Landlords and managing agents should regularly check their rental properties to ensure that their tenants are not subletting without consent after new research found that almost half of tenants who sublet their property do so without their landlord’s permission.
The findings from the NLA found that of the 11 per cent of tenants who say they have sublet all or part of their property before, just 5 per cent did so with their landlord’s authorisation.
The NLA is now urging all landlords to insert a clause into new tenancy agreements that makes clear sub-letting is only permitted with the landlord’s consent, which should not be unreasonably withheld.
Some 26 per cent of tenants say they have approached their landlord about sub-letting but have had the request declined, and 63 per cent say they have never asked their landlord about subletting their property.
Overall, the findings show that 32 per cent of tenants have approached their landlord about sub-letting their property, with 22 per cent of requests being permitted by the landlord.
“These findings indicate that subletting is not common in private rented homes, but worryingly that where it does happen, much of it takes place behind landlords’ backs, without their knowledge or permission,” said Uphill.

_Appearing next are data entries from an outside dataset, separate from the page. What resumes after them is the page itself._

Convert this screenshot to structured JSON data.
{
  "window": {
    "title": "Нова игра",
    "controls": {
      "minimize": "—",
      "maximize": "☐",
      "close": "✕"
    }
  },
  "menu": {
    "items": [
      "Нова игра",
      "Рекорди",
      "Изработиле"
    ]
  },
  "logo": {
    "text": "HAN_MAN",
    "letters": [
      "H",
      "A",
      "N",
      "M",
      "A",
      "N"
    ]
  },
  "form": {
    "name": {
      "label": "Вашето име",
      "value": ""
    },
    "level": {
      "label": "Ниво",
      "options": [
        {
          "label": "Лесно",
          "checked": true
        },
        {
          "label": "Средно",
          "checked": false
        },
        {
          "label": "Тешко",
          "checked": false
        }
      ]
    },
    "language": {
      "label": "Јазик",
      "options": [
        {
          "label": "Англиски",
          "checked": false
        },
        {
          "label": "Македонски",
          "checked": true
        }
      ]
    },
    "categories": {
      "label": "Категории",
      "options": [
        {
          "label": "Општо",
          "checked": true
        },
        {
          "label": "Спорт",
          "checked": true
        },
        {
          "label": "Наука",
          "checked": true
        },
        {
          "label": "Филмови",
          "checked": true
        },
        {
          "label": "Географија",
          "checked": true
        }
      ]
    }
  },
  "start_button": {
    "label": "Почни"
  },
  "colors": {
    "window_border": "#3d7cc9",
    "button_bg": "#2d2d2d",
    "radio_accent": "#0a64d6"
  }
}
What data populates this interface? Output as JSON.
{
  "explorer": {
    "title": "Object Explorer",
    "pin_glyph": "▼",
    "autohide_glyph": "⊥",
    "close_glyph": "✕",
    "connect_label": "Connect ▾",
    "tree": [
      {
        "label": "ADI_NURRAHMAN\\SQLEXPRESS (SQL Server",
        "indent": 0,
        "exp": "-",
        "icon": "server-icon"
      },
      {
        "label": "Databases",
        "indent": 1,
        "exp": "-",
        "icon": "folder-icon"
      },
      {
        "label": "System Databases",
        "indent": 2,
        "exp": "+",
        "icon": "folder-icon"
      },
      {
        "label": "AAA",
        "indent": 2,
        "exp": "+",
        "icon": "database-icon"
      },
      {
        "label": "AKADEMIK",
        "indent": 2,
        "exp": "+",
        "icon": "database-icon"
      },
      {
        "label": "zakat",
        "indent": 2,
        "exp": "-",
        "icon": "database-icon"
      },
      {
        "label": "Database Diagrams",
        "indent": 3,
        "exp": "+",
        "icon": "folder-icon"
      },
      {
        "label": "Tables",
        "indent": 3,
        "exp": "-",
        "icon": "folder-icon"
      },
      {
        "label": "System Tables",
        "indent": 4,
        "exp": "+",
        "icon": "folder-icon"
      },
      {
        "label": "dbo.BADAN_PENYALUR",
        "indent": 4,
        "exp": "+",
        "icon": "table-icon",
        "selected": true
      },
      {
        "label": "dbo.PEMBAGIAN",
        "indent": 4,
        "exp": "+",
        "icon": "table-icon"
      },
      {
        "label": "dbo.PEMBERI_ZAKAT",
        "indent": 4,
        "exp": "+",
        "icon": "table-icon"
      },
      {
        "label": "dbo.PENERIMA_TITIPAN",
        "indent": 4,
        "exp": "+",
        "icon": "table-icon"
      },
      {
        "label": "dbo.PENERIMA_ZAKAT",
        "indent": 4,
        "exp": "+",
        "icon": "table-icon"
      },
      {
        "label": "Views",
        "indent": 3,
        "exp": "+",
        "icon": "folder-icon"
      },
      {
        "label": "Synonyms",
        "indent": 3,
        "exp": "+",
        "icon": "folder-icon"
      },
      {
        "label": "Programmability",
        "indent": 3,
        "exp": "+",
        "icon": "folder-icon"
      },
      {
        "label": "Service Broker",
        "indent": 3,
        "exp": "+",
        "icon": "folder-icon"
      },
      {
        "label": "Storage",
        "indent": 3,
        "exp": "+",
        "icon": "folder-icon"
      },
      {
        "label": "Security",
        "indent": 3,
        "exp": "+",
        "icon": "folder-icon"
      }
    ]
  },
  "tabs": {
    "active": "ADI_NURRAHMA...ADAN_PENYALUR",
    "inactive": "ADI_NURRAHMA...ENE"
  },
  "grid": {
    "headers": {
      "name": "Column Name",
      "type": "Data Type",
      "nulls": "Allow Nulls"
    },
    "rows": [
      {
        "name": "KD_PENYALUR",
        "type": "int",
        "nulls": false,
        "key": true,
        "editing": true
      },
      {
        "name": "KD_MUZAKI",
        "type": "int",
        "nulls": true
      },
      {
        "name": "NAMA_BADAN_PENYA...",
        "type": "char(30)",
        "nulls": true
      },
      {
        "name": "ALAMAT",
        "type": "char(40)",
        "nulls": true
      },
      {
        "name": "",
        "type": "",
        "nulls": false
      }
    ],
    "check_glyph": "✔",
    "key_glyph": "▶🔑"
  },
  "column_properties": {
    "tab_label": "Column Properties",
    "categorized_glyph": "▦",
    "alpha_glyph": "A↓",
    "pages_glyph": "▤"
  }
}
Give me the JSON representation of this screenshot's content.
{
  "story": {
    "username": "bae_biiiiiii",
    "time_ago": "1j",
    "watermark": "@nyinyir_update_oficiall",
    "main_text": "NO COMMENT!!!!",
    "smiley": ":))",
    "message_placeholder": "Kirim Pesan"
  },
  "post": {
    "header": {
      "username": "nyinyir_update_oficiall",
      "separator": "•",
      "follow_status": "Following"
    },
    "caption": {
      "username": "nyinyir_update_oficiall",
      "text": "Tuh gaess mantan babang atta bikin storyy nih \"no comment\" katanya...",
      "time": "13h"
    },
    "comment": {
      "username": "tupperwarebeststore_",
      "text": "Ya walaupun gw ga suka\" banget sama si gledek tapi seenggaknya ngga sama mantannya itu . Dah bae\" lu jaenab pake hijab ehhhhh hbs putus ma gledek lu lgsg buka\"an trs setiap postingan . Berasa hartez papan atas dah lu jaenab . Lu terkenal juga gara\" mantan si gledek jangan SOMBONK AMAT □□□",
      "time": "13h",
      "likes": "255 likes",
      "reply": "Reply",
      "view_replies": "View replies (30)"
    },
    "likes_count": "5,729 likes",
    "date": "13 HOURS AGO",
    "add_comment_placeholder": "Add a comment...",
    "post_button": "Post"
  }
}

She added, “This isn’t something apparently harmless, like putting your flat on AirBnB while you are on holiday. We are talking about individuals looking to deceive their landlord and maximise their personal gains at the expense of proper property management standards and the risk of others. It not only increases the cost of renting for the unwitting sub-tenants, it affects their rights and can reduce security of tenure.
“Subletting can also breach a landlord’s mortgage terms, the conditions attached to licenses granted for letting out shared homes, and invalidate existing insurance products – so they must be aware of the problems it presents.”
Meanwhile, the impending change in the tax system has prompted many landlords to slash the amount they spend maintaining furnished rental properties, according to new research by the chartered accountancy firm, HW Fisher & Company.
In a study of residential landlords, the company found that 31 per cent intend to spend less than £250 on maintaining furniture and fixtures in the existing tax year. The figure compares poorly with previous tax years with 86 per cent of landlords saying they usually spend more than £250 per year.
Their reluctance to spend on maintenance now appears to have been triggered by a planned change in landlords’ tax allowances that gives them a perverse incentive to delay spending until next April.
The existing wear and tear allowance, which is claimed by the vast majority of landlords letting furnished property, will be abolished from next April in favour of a new system, under which they will only be able to deduct costs they actually incur.
Tim Walford-Fitzgerald (right), Tax Principal at HW Fisher & Company, explained, “The new system is intended to be fairer and more transparent, only giving landlords tax relief for the money they really pay out.
“But the impending change has thrown up an anomaly – landlords can spend nothing on maintenance this year and still claim 10% tax relief on their rental income. And they could save more tax on what they do spend if they delay doing so until after April.
“So it’s not surprising that many are holding off on all but the most essential maintenance until the next tax year. This is smart tax planning – but it will come as little comfort to tenants struggling with battered furniture and tatty carpets in their homes.”